Sabbath in Scripture
As a Church, we believe in the value of the Sabbath; a day set apart each week in which we abstain from work and make space for Jesus as we rest. By large, the concept of Sabbath is antithetical to the American culture of hustle and go-go-go. Unfortunately, the Church and Christ-followers, including us, have succumbed to this addiction to business. But the Hebrew scriptures, the life of Jesus, and the testimony of the early church bear witness to the value of practicing the Sabbath.
The Genesis poem tells us that the Creator of the Cosmos spent six days bringing order from chaos and shaping reality as we know it. On the seventh day, He rested from His work, observing the first Sabbath:
“[O]n the seventh day God finished his work that he had done, and he rested on the seventh day from all his work that he had done. So God blessed the seventh day and made it holy, because on it God rested from all his work that he had done in creation.” – Genesis 2:2–3 (ESV)
This first day of divine rest set a precedent, echoed throughout scripture, that the people of God would set aside a day of the week for prayer and worship. After the Israelites are liberated by God from Egyptian captivity, God instructs the Israelites on how to observe the Sabbath;
“Remember the Sabbath day, to keep it holy. Six days you shall labor, and do all your work, but the seventh day is a Sabbath to the Lord your God. On it you shall not do any work, you, or your son, or your daughter, your male servant, or your female servant, or your livestock, or the sojourner who is within your gates. For in six days the Lord made heaven and earth, the sea, and all that is in them, and rested on the seventh day. Therefore the Lord blessed the Sabbath day and made it holy.” – Exodus 20:8–11 (ESV)

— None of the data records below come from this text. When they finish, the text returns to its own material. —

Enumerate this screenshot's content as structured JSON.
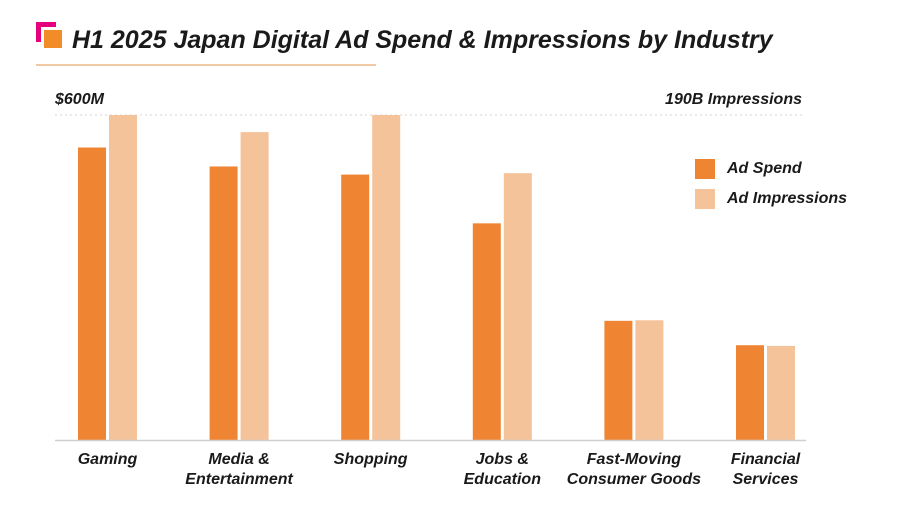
{
  "colors": {
    "spend": "#ef8532",
    "impressions": "#f5c39a",
    "axis": "#cfcfcf"
  },
  "chart_data": {
    "type": "bar",
    "title": "H1 2025 Japan Digital Ad Spend & Impressions by Industry",
    "left_axis_label": "$600M",
    "right_axis_label": "190B Impressions",
    "left_axis_max_millions_usd": 600,
    "right_axis_max_billions_impressions": 190,
    "categories": [
      "Gaming",
      "Media & Entertainment",
      "Shopping",
      "Jobs & Education",
      "Fast-Moving Consumer Goods",
      "Financial Services"
    ],
    "category_lines": [
      [
        "Gaming"
      ],
      [
        "Media &",
        "Entertainment"
      ],
      [
        "Shopping"
      ],
      [
        "Jobs &",
        "Education"
      ],
      [
        "Fast-Moving",
        "Consumer Goods"
      ],
      [
        "Financial",
        "Services"
      ]
    ],
    "series": [
      {
        "name": "Ad Spend",
        "axis": "left",
        "values": [
          540,
          505,
          490,
          400,
          220,
          175
        ]
      },
      {
        "name": "Ad Impressions",
        "axis": "right",
        "values": [
          190,
          180,
          190,
          156,
          70,
          55
        ]
      }
    ],
    "legend": [
      "Ad Spend",
      "Ad Impressions"
    ],
    "legend_position": "top-right"
  }
}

The Sabbath is mentioned no less than eighty times throughout the Hebrew Scriptures shaping the imagination, spirituality, and culture of first-century Israelites. In the first century Palestine that Jesus occupied, the Sabbath was an important practice differentiating the jews from their gentile counterparts. At sundown on Friday night until sundown on Saturday, the Jews ceased all work going as far as creating a robust tradition of regulations to govern their Sabbath. In their honest zeal to be faithful to the instructions of God, the Pharisees had failed to recognize the weight they placed on the back of their communities. In a brief confrontation over picking grain on the Sabbath (considered work), Jesus says to the Pharisees;
“The Sabbath was made for man, not man for the Sabbath. So the Son of Man is lord even of the Sabbath” –Mark 2:27–28 ESV
This is to say, that the Sabbath is a gift to humanity under the Lordship of Christ.